The Adoration of the Magi
Oil on Wood - unfinished | Uffizi, Florence

Date: 1481
Size: 246 x 243 cm (97 x 96 inches)

The painting was commissioned by the Augustinian monastery of San Donato at Scopeto, a place just outside Florence.

It seems Ser Piero da Vinci had a hand in arranging the commission for Leonardo, seeing that Leonardo was effectively still dragging his feet in the dirt after his arrest.
In March 1481 the agreement was made that Leonardo should deliver the painting within 24 months, and if he doesn’t manage, the unfinished piece belongs to the monastery and they can do with it as they please. All this is still fairly normal, until the payment is talked about:

Leonardo did not get any cash in advance. He receives one third of a property which he may sell back to the friars after three years - ‘if they so wish’ - for the sum of 300 Florins. The contract also states that Leonardo had to provide the materials and all costs for the painting at his own expense. And as if that wasn’t bad enough yet, Leonardo also had to pay the dowry of a poor girl worth 150 Florins.

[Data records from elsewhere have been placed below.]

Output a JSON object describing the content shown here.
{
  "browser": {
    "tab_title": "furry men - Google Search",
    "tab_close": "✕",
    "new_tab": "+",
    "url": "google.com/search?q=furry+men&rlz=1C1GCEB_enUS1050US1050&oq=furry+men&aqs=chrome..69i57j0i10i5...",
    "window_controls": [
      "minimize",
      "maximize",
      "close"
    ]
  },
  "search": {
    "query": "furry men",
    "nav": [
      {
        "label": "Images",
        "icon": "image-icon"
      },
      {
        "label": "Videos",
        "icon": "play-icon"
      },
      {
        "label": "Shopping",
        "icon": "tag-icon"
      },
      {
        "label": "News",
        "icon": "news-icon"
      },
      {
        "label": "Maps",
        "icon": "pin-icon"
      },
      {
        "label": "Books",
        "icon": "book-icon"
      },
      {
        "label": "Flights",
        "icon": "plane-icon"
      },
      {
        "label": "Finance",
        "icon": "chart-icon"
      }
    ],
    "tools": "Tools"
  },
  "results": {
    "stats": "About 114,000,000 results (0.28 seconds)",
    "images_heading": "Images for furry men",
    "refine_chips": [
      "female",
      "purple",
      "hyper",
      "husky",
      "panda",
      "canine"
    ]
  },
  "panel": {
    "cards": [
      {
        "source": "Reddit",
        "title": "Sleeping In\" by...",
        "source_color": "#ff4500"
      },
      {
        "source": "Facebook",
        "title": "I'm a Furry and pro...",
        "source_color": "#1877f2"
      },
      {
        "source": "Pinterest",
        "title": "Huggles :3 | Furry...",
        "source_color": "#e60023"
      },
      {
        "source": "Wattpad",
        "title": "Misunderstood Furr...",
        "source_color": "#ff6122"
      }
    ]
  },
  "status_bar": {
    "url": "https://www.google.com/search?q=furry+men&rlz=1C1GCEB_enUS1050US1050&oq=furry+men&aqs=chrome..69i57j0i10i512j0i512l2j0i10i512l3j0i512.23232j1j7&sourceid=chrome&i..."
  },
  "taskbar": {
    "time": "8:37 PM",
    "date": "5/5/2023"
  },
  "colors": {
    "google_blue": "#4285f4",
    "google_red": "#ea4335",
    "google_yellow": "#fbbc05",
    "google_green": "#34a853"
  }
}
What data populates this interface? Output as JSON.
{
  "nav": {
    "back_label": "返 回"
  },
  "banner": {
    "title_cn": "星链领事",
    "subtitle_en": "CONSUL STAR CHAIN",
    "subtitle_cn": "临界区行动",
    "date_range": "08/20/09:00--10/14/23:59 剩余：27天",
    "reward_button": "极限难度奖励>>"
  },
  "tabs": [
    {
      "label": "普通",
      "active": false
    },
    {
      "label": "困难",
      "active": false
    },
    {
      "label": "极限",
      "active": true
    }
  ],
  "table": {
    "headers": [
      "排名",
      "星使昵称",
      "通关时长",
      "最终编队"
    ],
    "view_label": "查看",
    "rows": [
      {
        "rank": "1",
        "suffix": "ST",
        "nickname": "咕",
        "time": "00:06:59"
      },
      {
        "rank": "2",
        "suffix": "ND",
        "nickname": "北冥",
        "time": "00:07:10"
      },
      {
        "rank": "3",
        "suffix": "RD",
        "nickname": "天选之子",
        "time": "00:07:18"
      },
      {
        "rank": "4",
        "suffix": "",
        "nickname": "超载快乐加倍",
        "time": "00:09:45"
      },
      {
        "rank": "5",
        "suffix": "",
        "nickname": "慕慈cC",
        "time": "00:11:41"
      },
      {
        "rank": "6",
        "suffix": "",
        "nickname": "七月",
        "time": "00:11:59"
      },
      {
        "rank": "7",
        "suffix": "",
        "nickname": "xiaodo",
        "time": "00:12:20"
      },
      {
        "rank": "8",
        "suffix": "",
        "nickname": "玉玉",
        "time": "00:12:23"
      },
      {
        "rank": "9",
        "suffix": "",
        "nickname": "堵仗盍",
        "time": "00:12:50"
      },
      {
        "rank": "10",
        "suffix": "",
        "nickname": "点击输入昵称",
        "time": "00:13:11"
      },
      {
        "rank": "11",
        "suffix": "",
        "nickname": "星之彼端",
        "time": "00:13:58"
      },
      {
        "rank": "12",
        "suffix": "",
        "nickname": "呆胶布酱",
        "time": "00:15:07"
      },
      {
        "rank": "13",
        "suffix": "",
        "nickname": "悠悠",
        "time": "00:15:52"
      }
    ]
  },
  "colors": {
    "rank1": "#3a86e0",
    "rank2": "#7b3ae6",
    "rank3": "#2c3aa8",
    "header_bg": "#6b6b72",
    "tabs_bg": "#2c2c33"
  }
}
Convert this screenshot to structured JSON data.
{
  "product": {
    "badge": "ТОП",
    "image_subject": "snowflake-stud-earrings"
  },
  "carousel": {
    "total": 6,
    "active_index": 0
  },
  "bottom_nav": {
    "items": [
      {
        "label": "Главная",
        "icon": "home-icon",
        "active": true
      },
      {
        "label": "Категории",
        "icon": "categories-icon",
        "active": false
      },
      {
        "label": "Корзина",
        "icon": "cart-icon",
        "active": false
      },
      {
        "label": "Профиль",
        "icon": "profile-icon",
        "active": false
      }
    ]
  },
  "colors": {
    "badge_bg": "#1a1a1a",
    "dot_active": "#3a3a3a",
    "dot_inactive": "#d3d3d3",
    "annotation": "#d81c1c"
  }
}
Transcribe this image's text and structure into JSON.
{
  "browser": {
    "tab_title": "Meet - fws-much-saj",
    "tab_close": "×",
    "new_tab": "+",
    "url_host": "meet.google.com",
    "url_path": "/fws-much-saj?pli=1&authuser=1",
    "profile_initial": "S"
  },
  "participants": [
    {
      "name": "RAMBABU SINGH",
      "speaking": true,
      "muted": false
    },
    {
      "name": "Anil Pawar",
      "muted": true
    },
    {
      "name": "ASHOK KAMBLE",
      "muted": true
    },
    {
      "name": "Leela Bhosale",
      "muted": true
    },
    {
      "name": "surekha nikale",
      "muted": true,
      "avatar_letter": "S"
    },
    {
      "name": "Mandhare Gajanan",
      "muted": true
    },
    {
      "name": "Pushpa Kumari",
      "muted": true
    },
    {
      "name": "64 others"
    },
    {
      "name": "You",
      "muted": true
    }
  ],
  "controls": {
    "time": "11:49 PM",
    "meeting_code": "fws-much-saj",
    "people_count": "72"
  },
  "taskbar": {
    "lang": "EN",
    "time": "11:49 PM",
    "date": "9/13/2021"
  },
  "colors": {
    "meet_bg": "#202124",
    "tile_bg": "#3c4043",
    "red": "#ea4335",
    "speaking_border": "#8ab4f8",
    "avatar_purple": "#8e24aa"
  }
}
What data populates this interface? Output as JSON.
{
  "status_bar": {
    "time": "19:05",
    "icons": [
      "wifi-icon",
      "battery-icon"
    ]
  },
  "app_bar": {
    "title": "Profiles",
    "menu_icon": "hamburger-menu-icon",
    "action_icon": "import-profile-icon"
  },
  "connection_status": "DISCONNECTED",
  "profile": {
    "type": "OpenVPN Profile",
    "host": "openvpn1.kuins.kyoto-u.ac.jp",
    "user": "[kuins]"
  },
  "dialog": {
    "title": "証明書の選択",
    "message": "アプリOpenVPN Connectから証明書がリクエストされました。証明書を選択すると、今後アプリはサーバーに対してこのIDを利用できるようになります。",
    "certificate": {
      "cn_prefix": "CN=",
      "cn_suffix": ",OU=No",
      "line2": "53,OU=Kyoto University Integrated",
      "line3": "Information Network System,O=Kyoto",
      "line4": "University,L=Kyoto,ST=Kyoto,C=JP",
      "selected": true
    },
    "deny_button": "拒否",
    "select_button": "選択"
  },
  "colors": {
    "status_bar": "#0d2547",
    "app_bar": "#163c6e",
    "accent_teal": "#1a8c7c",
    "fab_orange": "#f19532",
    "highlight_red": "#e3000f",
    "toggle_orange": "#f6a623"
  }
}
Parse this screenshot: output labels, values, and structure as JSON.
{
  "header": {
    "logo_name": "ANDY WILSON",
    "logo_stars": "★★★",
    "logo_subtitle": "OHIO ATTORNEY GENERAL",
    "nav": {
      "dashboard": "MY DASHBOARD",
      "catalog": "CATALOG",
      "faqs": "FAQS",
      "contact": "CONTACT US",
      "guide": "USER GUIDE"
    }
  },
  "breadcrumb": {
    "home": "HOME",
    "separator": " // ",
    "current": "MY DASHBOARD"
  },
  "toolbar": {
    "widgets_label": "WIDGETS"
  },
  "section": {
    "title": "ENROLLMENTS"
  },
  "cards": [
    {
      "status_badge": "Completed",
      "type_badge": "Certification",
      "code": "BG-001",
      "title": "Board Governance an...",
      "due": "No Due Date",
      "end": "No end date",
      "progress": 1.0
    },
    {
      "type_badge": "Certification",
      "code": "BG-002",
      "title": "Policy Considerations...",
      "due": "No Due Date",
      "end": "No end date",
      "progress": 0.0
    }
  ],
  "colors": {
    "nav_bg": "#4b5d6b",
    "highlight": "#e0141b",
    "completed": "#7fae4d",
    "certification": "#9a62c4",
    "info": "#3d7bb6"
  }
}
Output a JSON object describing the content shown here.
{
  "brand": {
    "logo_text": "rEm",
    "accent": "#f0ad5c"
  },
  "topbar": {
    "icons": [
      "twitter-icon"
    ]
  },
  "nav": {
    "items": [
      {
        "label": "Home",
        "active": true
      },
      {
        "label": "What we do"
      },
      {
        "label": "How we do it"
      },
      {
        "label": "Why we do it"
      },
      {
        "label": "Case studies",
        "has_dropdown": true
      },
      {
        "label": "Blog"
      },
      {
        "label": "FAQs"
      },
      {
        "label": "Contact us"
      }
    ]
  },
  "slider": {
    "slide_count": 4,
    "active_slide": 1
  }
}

Not having the means to pay for anything, Leonardo asked the monastery to pay the dowry for him, as well as lend him money to pay for all the work materials he needed. His account with the friars is debited, and it seems it didn’t stop there:
From the documents that still exist, it becomes clear the Leonardo could not even afford to buy basic essentials such as food or fire wood. The latter he received as payment for decorating the monastery clock, and in the accounts it states that he owes the friars a few bushels of grain, and wine. Quite unsurprisingly, it was in the midst of all this that he decided he’d had enough and left for Milan in 1482, leaving the painting behind…

Today, the ‘Adoration’ is in desperate need of restoration due to the inferior quality of the wood panels Leonardo used - ten vertical planks, each about 9 inches wide - as despite supports that were added on the back the middle boards are bowing, threatening to crack the paint surface. Several attempts to restore it were stopped over the past ten years, and at the moment it is once again undergoing analysis before another attempt will be made to not only save the wood, but remove the thick layers of later added varnish, glue and oil from the surface of the painting to reveal Leonardo’s original draft/underpainting of lamp black mixed with diluted glue, and lead white.